The accompanying notes are an integral part of these financial statements
                                                                       Page 8
</TABLE>
<PAGE>
Guy F. Atkinson Company of California
Notes to Consolidated Financial Statements
(in thousands of dollars except share and per share amounts)


Summary of Significant Accounting Policies

Nature of the Business
- ----------------------
The company provides full service construction and construction-related services
in the United States, Canada and internationally, to the following markets:
      Power generation
      Industrial and commercial building
      Pulp and paper
      Mining
      Transportation and infrastructure
      Water and wastewater treatment

Use of Estimates in the Preparation of Financial Statements
- -----------------------------------------------------------
The preparation of financial statements in conformity with generally accepted
accounting principles requires management to make estimates and assumptions
that affect the reported amounts of assets and liabilities and disclosure of
contingent assets and liabilities at the date of the financial statements and
the reported amounts of revenues and expenses during the reporting period.
Actual results could differ from those estimates.
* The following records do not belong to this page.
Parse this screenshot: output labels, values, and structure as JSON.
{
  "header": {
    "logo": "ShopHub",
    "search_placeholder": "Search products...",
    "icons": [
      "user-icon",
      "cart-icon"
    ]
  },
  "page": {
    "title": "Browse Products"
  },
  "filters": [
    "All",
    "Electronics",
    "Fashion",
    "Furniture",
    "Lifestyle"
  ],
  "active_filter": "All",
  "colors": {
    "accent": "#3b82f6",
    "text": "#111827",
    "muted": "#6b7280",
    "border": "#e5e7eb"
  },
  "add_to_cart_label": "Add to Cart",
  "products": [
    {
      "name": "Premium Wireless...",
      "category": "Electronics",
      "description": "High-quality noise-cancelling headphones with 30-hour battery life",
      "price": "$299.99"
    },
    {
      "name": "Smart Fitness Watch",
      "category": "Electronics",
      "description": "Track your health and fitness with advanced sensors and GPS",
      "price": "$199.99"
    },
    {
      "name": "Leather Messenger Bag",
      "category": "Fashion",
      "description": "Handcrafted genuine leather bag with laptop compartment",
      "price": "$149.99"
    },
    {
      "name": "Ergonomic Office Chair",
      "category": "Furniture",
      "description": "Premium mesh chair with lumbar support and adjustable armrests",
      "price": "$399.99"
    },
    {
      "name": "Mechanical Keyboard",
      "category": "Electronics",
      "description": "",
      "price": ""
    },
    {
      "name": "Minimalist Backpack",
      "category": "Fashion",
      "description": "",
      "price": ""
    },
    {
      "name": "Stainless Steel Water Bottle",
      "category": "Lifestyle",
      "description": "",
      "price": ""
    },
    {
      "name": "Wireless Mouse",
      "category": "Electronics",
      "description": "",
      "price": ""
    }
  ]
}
Principles of Consolidation
- ---------------------------
The company conducts business primarily through the following subsidiaries/
business units:
      Atkinson Construction Company
      Commonwealth Construction Company
      Walsh Construction Company

The consolidated financial statements include Guy F. Atkinson Company of
California and its subsidiaries.  Investments in joint ventures are recorded
on the equity method.  Significant transactions between the company and its
subsidiaries are eliminated in consolidation.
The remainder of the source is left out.